Richard Kandt started as a psychiatrist in Bayreuth and Munich. Between 1897 and 1904 he explored the North-West of German East Africa and in 1907 was appointed as Resident of Rwanda, where he founded Kigali. Nearly a century after his death, Kandt still is a well-respected person in Rwanda. His former house in Kigali is now a natural history museum.[1]

File:Kandt-Reise 1897-98.jpg

Kandt's expedition 1897-1901

House of Kandt in Kigali

In July 1897 he started from Bagamoyo and in July 1898 Richard Kandt discovered one of the Nile-sources in the Nyungwe Forest of Rwanda, the essential Nile-source in his opinion.
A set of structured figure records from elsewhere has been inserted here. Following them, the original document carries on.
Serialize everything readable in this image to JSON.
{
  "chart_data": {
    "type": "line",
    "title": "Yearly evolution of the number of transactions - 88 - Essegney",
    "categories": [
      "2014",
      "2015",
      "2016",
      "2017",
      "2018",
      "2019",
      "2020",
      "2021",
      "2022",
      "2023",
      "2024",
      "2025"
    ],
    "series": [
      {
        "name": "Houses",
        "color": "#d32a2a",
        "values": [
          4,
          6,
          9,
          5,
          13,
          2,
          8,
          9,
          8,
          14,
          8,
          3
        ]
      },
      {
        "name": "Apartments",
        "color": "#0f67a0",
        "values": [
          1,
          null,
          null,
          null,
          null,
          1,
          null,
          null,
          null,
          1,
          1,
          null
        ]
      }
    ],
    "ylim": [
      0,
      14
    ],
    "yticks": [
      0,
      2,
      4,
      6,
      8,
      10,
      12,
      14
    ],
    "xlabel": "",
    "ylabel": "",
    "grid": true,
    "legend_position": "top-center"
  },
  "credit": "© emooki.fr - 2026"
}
Kandt tells about this in his book Caput Nili, a deliberately more fancy than erudite work. In 1898, he discovered the source of the Kagera River.[2] Between 1899 and 1901 he explored the Lake Kivu.

Since about 1900 he was a close friend with the writer Richard Voss.

On 2 July 1917 Kandt suffered a gas poisoning in World War I on the eastern front. Little later he caught a miliary tuberculosis in Poland. He died 29 April 1918 in a military hospital in Nuremberg.[3]


  • Caput Nili – eine empfindsame Reise zu den Quellen des Nils. Dietrich Reimer Verlag Berlin, 1904, 6.ergänzte Auflage 1921
  • Seele klingt. Dietrich Reimer Verlag, Berlin 1918. Poems, edited posthumously by Franz Stuhlmann.